Field of the Invention
The invention relates generally to software programming and, more particularly, to multithreaded programming techniques.
Description of the Background Art
Many high-performance computing applications are written using multithreading techniques. When using a multithreading technique, multiple threads of execution can work on different tasks either concurrently or by alternating access to a processing pipeline. For example, if a task can be broken down into two distinct sub-tasks, it may be useful to create two separate threads, each one handling a different sub-task. These threads then produce their corresponding results, which together solve the overall task.

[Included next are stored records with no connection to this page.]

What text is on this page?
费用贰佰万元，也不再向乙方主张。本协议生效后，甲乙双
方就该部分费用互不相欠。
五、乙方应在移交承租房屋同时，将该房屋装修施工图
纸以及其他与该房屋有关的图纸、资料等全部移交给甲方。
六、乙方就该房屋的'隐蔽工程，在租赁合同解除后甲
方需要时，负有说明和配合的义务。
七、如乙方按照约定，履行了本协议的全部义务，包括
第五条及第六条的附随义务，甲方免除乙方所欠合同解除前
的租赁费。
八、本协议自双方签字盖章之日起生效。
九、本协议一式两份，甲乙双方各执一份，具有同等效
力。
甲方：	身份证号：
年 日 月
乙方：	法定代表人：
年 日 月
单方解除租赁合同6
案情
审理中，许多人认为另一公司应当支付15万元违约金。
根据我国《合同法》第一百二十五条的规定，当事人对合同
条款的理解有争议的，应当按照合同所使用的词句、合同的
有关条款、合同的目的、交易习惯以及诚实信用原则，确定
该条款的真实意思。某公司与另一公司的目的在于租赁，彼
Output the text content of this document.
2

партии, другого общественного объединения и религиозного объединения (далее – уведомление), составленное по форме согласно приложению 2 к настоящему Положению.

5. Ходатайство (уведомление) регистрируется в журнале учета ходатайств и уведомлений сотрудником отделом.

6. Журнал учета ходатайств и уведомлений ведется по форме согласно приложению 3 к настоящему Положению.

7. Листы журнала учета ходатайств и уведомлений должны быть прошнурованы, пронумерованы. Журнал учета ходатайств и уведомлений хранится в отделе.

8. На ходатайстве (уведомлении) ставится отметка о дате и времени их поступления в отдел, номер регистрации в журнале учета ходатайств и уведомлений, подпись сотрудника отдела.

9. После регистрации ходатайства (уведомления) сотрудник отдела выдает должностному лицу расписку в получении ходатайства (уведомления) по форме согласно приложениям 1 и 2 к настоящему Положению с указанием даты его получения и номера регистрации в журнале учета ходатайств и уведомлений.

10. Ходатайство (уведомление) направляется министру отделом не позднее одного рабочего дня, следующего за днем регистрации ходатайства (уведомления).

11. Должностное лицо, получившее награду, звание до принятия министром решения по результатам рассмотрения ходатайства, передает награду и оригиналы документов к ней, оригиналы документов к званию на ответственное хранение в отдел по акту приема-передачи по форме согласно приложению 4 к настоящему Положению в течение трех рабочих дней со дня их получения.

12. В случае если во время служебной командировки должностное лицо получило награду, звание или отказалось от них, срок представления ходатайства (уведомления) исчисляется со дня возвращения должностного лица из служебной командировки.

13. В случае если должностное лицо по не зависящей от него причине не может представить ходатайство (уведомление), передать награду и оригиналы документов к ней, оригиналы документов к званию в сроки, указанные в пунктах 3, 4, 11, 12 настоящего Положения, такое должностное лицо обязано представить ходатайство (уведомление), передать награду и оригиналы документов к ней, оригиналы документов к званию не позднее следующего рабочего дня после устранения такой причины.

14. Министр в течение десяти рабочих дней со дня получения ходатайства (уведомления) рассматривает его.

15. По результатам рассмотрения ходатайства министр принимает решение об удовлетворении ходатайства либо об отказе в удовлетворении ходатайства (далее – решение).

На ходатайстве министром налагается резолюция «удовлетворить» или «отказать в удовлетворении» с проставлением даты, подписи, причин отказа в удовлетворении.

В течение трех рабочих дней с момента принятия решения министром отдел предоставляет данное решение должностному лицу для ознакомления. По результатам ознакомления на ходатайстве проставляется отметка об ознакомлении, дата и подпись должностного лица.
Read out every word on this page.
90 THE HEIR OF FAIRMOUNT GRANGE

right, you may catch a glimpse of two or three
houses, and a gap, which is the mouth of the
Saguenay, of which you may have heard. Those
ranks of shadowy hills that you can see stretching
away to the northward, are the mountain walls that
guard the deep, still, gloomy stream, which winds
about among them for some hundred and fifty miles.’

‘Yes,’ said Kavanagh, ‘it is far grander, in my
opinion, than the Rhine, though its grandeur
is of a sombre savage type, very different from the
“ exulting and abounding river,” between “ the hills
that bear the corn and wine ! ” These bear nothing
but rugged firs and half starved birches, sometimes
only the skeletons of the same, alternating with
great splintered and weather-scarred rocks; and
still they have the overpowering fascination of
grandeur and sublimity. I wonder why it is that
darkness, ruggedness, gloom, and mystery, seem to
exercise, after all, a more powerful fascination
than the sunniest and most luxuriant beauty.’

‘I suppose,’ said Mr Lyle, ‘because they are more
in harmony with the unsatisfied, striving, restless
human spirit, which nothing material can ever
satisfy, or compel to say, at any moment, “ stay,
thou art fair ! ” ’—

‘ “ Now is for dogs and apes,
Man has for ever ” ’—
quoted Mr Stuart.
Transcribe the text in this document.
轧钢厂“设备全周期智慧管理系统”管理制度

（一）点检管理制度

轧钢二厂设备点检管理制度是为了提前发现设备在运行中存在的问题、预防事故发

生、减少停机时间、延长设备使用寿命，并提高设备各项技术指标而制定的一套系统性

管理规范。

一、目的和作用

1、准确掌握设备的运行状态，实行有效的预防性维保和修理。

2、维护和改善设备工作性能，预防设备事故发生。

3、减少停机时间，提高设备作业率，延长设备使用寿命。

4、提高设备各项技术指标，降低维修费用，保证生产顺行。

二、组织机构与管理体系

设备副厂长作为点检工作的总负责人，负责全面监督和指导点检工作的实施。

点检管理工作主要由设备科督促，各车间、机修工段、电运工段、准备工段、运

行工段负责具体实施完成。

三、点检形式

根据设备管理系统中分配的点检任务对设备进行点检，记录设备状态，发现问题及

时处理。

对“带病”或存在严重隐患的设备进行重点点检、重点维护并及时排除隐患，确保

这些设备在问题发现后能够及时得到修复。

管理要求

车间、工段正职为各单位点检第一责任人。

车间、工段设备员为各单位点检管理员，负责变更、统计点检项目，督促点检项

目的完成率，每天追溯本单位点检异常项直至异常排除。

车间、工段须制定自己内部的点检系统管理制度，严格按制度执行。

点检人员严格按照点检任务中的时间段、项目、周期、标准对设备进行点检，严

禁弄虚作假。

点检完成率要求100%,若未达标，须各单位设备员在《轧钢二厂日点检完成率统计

Different techniques exist for assigning work to a task. One approach is commonly termed, “producer-consumer design.” Within a producer-consumer design approach, one or more threads are responsible for producing data, and one or more threads are responsible for consuming the produced data. As an example, a producer thread may be responsible for reading data from a file into a memory area accessible by a consumer thread. The consumer thread retrieves the data from that memory area and processes (consumes) the data as needed.
As the responsibilities of consumer threads become more complex, the consumer thread's resource requirements also typically become more complex. In the producer-consumer design approach, consumer threads are available to handle data as data arrives into the memory area from the producer thread. This requirement for consumer threads to remain resident in memory requires excessive resource utilization. Additionally, swapping consumer threads in and out of active memory is also expensive (with respect to, for example, excessive processing cycles, time to completion, power, and other aspects), even in situations when a consumer thread may not be performing any operations if the memory area is empty.
Accordingly, what is desired is a technique to reduce the resource requirements of consumer threads.